Stamp duty receipts were just 6% lower last month compared to a year ago, according to Coventry Building Society analysis of HMRC tax data.
Receipts from the tax hit £775m in February, just £49m less than February 2020, despite chancellor Rishi Sunak introducing relief from the duty on homes under £500,000 in England last July.
The move provided a boost to the housing market that had almost ground to a halt after lockdown restrictions were introduced last March.
The Treasury is now on course to recoup £8.2bn in Stamp Duty this tax year, adds Coventry Building Society.
Coventry Building Society head of intermediary relationships Jonathan Stinton says: “The stamp duty holiday has really helped to fuel the market over the past few months. However, the average home buyer isn’t going to have contributed one penny in stamp duty.
“These numbers are a sign of a healthy market across the board, where higher value homes, second homes and rental properties are also exchanging hands.”
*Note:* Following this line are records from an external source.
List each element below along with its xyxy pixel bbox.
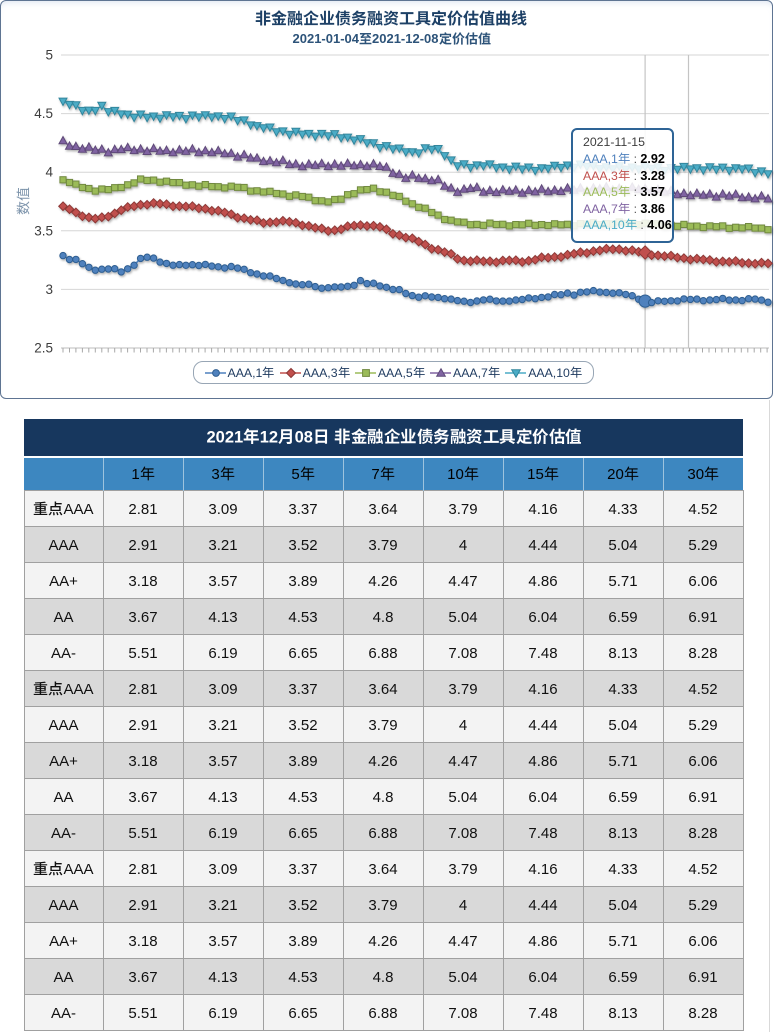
svg-text:3: 3 <box>45 282 53 297</box>
svg-text:4.5: 4.5 <box>34 106 53 121</box>
svg-text:4: 4 <box>45 165 53 180</box>
svg-text:5: 5 <box>45 48 53 63</box>
svg-text:2.5: 2.5 <box>34 341 53 356</box>
svg-text:3.5: 3.5 <box>34 223 53 238</box>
The HMRC report says: “Overall receipts from April 2020 to February 2021 are £3.2bn lower than the same period a year earlier mainly due to a fall in property sales and the market uncertainties surrounding the Covid-19 pandemic.”
In the Budget earlier this month, the current stamp duty holiday up to a threshold of £500,000 was extended from the end of March to the end of June.
The chancellor added that the nil rate band for stamp duty would subsequently drop to £250,000 until the end of September, returning to the standard cut-off rate of £125,000 from 1 October.
Another HMRC study released last month adds that stamp duty receipts in the final quarter of last year were 47% higher than the previous quarter, but 16% lower than the fourth quarter of 2019.
It said: “The change in receipts will have mainly been impacted by the introduction of the stamp duty holiday.”